La duda: ¿regresar o quedarme acá? Miedo no es. Vine de vacaciones, me quedé anclado por medidas restrictivas y después me convertí en refugiado. Y sí, siento una gran desconfianza. Veo borroso al padre Estado protector. Con buenas intenciones pero desdibujado a veces por un apocalipsis más. Unos los hubo provenientes de vaya a saber de dónde ni por qué, según registra la historia del mundo, y de los otros, peores, creados por el hombre. La utopía fue sepultada por la distopía. Y si la utopía para algunos nunca existió, vivimos para reforzar esa opinión de un mundo distópico donde las elites poderosas al extremo esclavizan a la humanidad con la ciencia y tecnología a su servicio.
Pobreza masiva, hambre por doquier, contaminación, cambio climático, eugenesia de la cultura. A fuerza de acostumbramiento, los sin nombre ni voz se dejan llevar por mensajes insidiosos que sólo conducen al totalitarismo.
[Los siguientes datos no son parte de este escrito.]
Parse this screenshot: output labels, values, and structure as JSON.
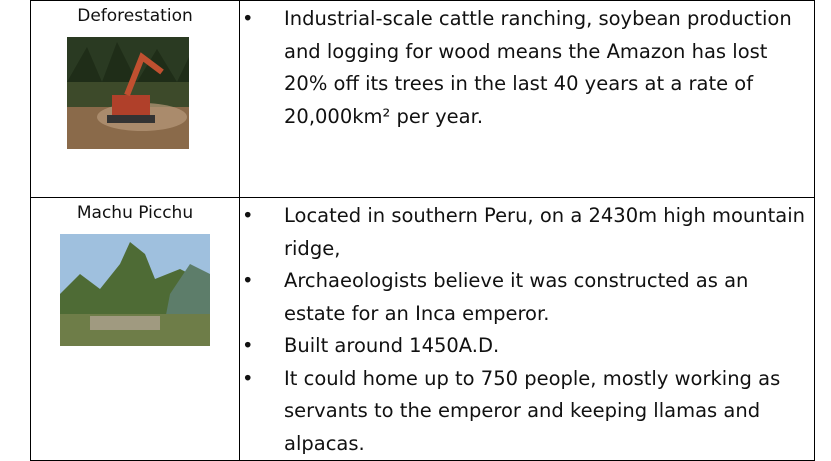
{
  "table": {
    "rows": [
      {
        "label": "Deforestation",
        "bullets": [
          "Industrial-scale cattle ranching, soybean production and logging for wood means the Amazon has lost 20% off its trees in the last 40 years at a rate of 20,000km² per year."
        ]
      },
      {
        "label": "Machu Picchu",
        "bullets": [
          "Located in southern Peru, on a 2430m high mountain ridge,",
          "Archaeologists believe it was constructed as an estate for an Inca emperor.",
          "Built around 1450A.D.",
          "It could home up to 750 people, mostly working as servants to the emperor and keeping llamas and alpacas."
        ]
      }
    ]
  }
}
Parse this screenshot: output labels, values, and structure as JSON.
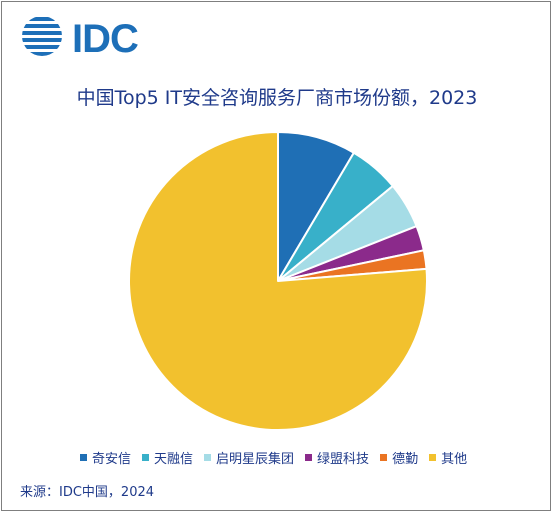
{
  "logo": {
    "text": "IDC"
  },
  "chart_data": {
    "type": "pie",
    "title": "中国Top5 IT安全咨询服务厂商市场份额，2023",
    "categories": [
      "奇安信",
      "天融信",
      "启明星辰集团",
      "绿盟科技",
      "德勤",
      "其他"
    ],
    "values": [
      8.5,
      5.5,
      5.0,
      2.7,
      2.0,
      76.3
    ],
    "colors": [
      "#1f6fb5",
      "#38b0c9",
      "#a5dce6",
      "#8b2a8b",
      "#ea7422",
      "#f2c12e"
    ],
    "legend_position": "bottom",
    "start": "12 o'clock, clockwise"
  },
  "source": "来源：IDC中国，2024"
}
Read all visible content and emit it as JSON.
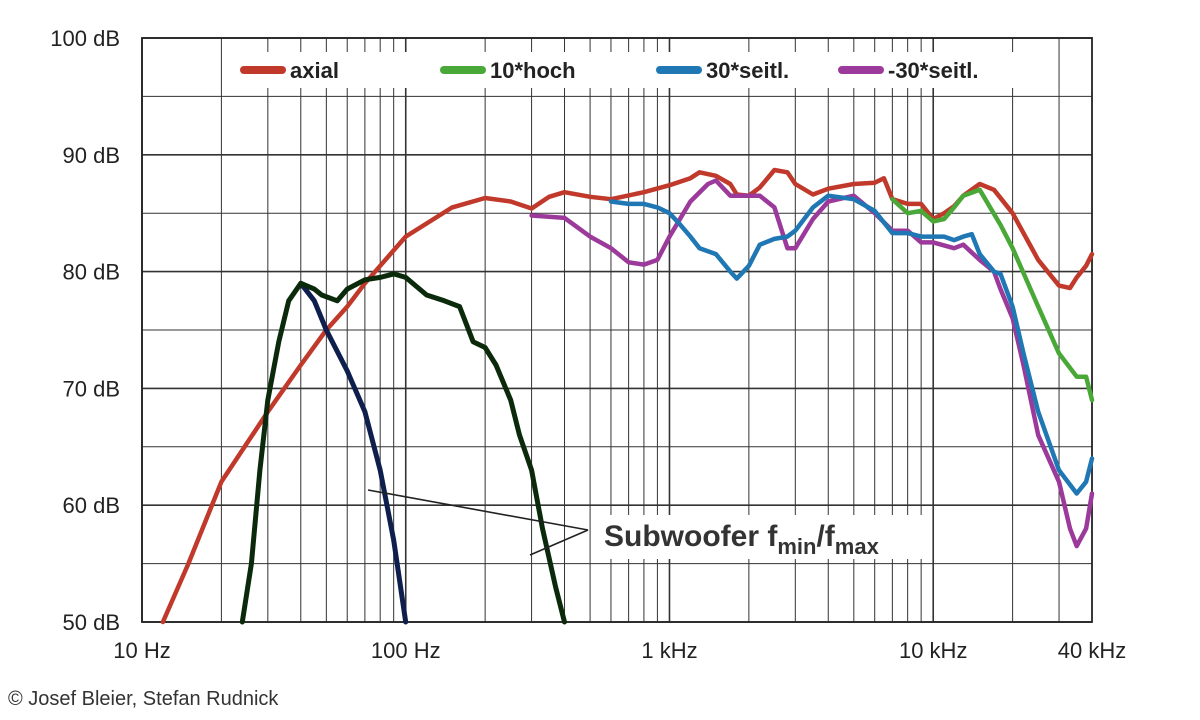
{
  "copyright": "© Josef Bleier, Stefan Rudnick",
  "chart_data": {
    "type": "line",
    "xscale": "log",
    "xlim": [
      10,
      40000
    ],
    "ylim": [
      50,
      100
    ],
    "grid": true,
    "legend_position": "top",
    "x_ticks": [
      {
        "value": 10,
        "label": "10 Hz"
      },
      {
        "value": 100,
        "label": "100 Hz"
      },
      {
        "value": 1000,
        "label": "1 kHz"
      },
      {
        "value": 10000,
        "label": "10 kHz"
      },
      {
        "value": 40000,
        "label": "40 kHz"
      }
    ],
    "y_ticks": [
      {
        "value": 100,
        "label": "100 dB"
      },
      {
        "value": 90,
        "label": "90 dB"
      },
      {
        "value": 80,
        "label": "80 dB"
      },
      {
        "value": 70,
        "label": "70 dB"
      },
      {
        "value": 60,
        "label": "60 dB"
      },
      {
        "value": 50,
        "label": "50 dB"
      }
    ],
    "legend": [
      {
        "name": "axial",
        "color": "#c0392b"
      },
      {
        "name": "10*hoch",
        "color": "#4aa838"
      },
      {
        "name": "30*seitl.",
        "color": "#1f77b4"
      },
      {
        "name": "-30*seitl.",
        "color": "#9b3a9b"
      }
    ],
    "annotation": {
      "text": "Subwoofer f",
      "sub1": "min",
      "slash": "/f",
      "sub2": "max"
    },
    "series": [
      {
        "name": "axial",
        "color": "#c0392b",
        "points": [
          [
            12,
            50
          ],
          [
            15,
            55
          ],
          [
            20,
            62
          ],
          [
            30,
            68
          ],
          [
            40,
            72
          ],
          [
            50,
            75
          ],
          [
            60,
            77
          ],
          [
            70,
            79
          ],
          [
            80,
            80.5
          ],
          [
            100,
            83
          ],
          [
            150,
            85.5
          ],
          [
            200,
            86.3
          ],
          [
            250,
            86
          ],
          [
            300,
            85.4
          ],
          [
            350,
            86.4
          ],
          [
            400,
            86.8
          ],
          [
            500,
            86.4
          ],
          [
            600,
            86.2
          ],
          [
            800,
            86.8
          ],
          [
            1000,
            87.4
          ],
          [
            1200,
            88
          ],
          [
            1300,
            88.5
          ],
          [
            1500,
            88.2
          ],
          [
            1700,
            87.5
          ],
          [
            1800,
            86.6
          ],
          [
            2000,
            86.5
          ],
          [
            2200,
            87.2
          ],
          [
            2500,
            88.7
          ],
          [
            2800,
            88.5
          ],
          [
            3000,
            87.5
          ],
          [
            3500,
            86.6
          ],
          [
            4000,
            87.1
          ],
          [
            5000,
            87.5
          ],
          [
            6000,
            87.6
          ],
          [
            6500,
            88
          ],
          [
            7000,
            86.2
          ],
          [
            8000,
            85.8
          ],
          [
            9000,
            85.8
          ],
          [
            10000,
            84.5
          ],
          [
            11000,
            85
          ],
          [
            12000,
            85.6
          ],
          [
            13000,
            86.5
          ],
          [
            15000,
            87.5
          ],
          [
            17000,
            87
          ],
          [
            20000,
            85
          ],
          [
            25000,
            81
          ],
          [
            30000,
            78.8
          ],
          [
            33000,
            78.6
          ],
          [
            35000,
            79.5
          ],
          [
            38000,
            80.5
          ],
          [
            40000,
            81.5
          ]
        ]
      },
      {
        "name": "10*hoch",
        "color": "#4aa838",
        "points": [
          [
            7000,
            86.2
          ],
          [
            8000,
            85
          ],
          [
            9000,
            85.2
          ],
          [
            10000,
            84.3
          ],
          [
            11000,
            84.5
          ],
          [
            12000,
            85.5
          ],
          [
            13000,
            86.5
          ],
          [
            15000,
            87
          ],
          [
            18000,
            84
          ],
          [
            20000,
            82
          ],
          [
            25000,
            77
          ],
          [
            30000,
            73
          ],
          [
            35000,
            71
          ],
          [
            38000,
            71
          ],
          [
            40000,
            69
          ]
        ]
      },
      {
        "name": "30*seitl.",
        "color": "#1f77b4",
        "points": [
          [
            600,
            86
          ],
          [
            700,
            85.8
          ],
          [
            800,
            85.8
          ],
          [
            900,
            85.5
          ],
          [
            1000,
            85
          ],
          [
            1100,
            84
          ],
          [
            1200,
            83
          ],
          [
            1300,
            82
          ],
          [
            1500,
            81.5
          ],
          [
            1700,
            80
          ],
          [
            1800,
            79.4
          ],
          [
            2000,
            80.5
          ],
          [
            2200,
            82.3
          ],
          [
            2500,
            82.8
          ],
          [
            2800,
            83
          ],
          [
            3000,
            83.5
          ],
          [
            3500,
            85.5
          ],
          [
            4000,
            86.5
          ],
          [
            5000,
            86.2
          ],
          [
            6000,
            85.2
          ],
          [
            7000,
            83.3
          ],
          [
            8000,
            83.3
          ],
          [
            9000,
            83
          ],
          [
            10000,
            83
          ],
          [
            11000,
            83
          ],
          [
            12000,
            82.7
          ],
          [
            13000,
            83
          ],
          [
            14000,
            83.2
          ],
          [
            15000,
            81.5
          ],
          [
            17000,
            80
          ],
          [
            18000,
            79.8
          ],
          [
            20000,
            77
          ],
          [
            22000,
            73
          ],
          [
            25000,
            68
          ],
          [
            30000,
            63
          ],
          [
            35000,
            61
          ],
          [
            38000,
            62
          ],
          [
            40000,
            64
          ]
        ]
      },
      {
        "name": "-30*seitl.",
        "color": "#9b3a9b",
        "points": [
          [
            300,
            84.8
          ],
          [
            400,
            84.6
          ],
          [
            500,
            83
          ],
          [
            600,
            82
          ],
          [
            700,
            80.8
          ],
          [
            800,
            80.6
          ],
          [
            900,
            81
          ],
          [
            1000,
            83
          ],
          [
            1200,
            86
          ],
          [
            1400,
            87.5
          ],
          [
            1500,
            87.8
          ],
          [
            1700,
            86.5
          ],
          [
            2000,
            86.5
          ],
          [
            2200,
            86.5
          ],
          [
            2500,
            85.5
          ],
          [
            2800,
            82
          ],
          [
            3000,
            82
          ],
          [
            3500,
            84.5
          ],
          [
            4000,
            86
          ],
          [
            5000,
            86.5
          ],
          [
            6000,
            85
          ],
          [
            7000,
            83.5
          ],
          [
            8000,
            83.5
          ],
          [
            9000,
            82.5
          ],
          [
            10000,
            82.5
          ],
          [
            12000,
            82
          ],
          [
            13000,
            82.3
          ],
          [
            15000,
            81
          ],
          [
            17000,
            80
          ],
          [
            18000,
            78.5
          ],
          [
            20000,
            76
          ],
          [
            22000,
            72
          ],
          [
            25000,
            66
          ],
          [
            30000,
            62
          ],
          [
            33000,
            58
          ],
          [
            35000,
            56.5
          ],
          [
            38000,
            58
          ],
          [
            40000,
            61
          ]
        ]
      },
      {
        "name": "Subwoofer f_min",
        "color": "#0f1f4d",
        "points": [
          [
            40,
            79
          ],
          [
            45,
            77.5
          ],
          [
            50,
            75
          ],
          [
            60,
            71.5
          ],
          [
            70,
            68
          ],
          [
            80,
            63
          ],
          [
            90,
            57
          ],
          [
            100,
            50
          ]
        ]
      },
      {
        "name": "Subwoofer f_max",
        "color": "#0b2a0b",
        "points": [
          [
            24,
            50
          ],
          [
            26,
            55
          ],
          [
            28,
            63
          ],
          [
            30,
            69
          ],
          [
            33,
            74
          ],
          [
            36,
            77.5
          ],
          [
            40,
            79
          ],
          [
            45,
            78.5
          ],
          [
            48,
            78
          ],
          [
            55,
            77.5
          ],
          [
            60,
            78.5
          ],
          [
            70,
            79.3
          ],
          [
            80,
            79.5
          ],
          [
            90,
            79.8
          ],
          [
            100,
            79.5
          ],
          [
            120,
            78
          ],
          [
            140,
            77.5
          ],
          [
            160,
            77
          ],
          [
            180,
            74
          ],
          [
            200,
            73.5
          ],
          [
            220,
            72
          ],
          [
            250,
            69
          ],
          [
            270,
            66
          ],
          [
            300,
            63
          ],
          [
            330,
            58
          ],
          [
            370,
            53
          ],
          [
            400,
            50
          ]
        ]
      }
    ]
  }
}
Y cuando gobiernos elegidos libremente por el pueblo procuran soluciones, tropiezan con mil piedras y cataratas de mentiras que distorsionan la realidad. El repetido hasta el cansancio: no sé de qué se trata pero me opongo de quienes se disfrazan de revolucionarios y libertarios. Lo de los unos y los otros se perpetúa. Ardua fue la batalla del cielo contra el demonio, pero tuvo un final. ¿Lo tuvo? A medias supongo, porque es eterna.
Recuerdo la ciudad que dejé hace casi dos años para descansar. Vacaciones en un pueblito costero de anchas playas y muelle de pesca que fuera de temporada te hace sentir Pedro Páramo y que se hicieron interminables. Aunque el aire con aroma de flores y pinos es limpio, mucho, la vestimenta es más que sencilla y se puede andar sin peligro en bicicleta y dejarla horas apoyada contra un eucaliptus sin cadenas ni candados. Por cierto, le cabe todas las de la ley. Pueblo chico, infierno grande. Pero son chismes, sólo eso. Aunque abundan.
Lejos distaba entonces mi propia ciudad de ser un paraíso. Patadas, tiros y líos, Invasión narco cada vez más marcada. Pero siguiendo los titulares de los medios de comunicación y de incomunicación, hoy es un infierno. Volver. De la sartén al fuego. Rosario semeja una ciudad de sangre y virus. Rostros de triste abatimiento se esconden antes del atardecer. Cautela y prudencia de ayer se convirtieron en indisimulable terror. La angustia es ahora el vestigio de la libertad, como dijo el pensador danés Kierkegaard.
Recordar la vida anterior a esta pandemia es difícil. Un día el mundo se detuvo como en un relato de ciencia ficción. No más besos ni abrazos espontáneos. Nada de caminar de noche por la Fluvial y escuchar las campanadas de la boya que se agita en el río. Adiós a la última copa de madrugada, a leer un libro junto a la ventana del café mientras los noctámbulos pasan y nos ven como pescaditos rojos nadando en una pecera de agua bendita. Andar de madrugada con sigilo y ojos en la nuca y esperar el ómnibus de los pasajeros somnolientos o un taxi si fue día de cobro. Nunca se está solo en Rosario. Es siempre uno y la ciudad. Volver a empezar, queda mucho por andar, dice la canción. O esa otra que nos recuerda que siempre se vuelve a los viejos sitios donde se amó la vida. Ya tengo media valija armada. Y uno de estos días cambiaré la bruma del invierno tan temido que llega y el penetrante rumor del mar, por esas calles vacías. Por esas veredas que extrañan las suelas de mis zapatos.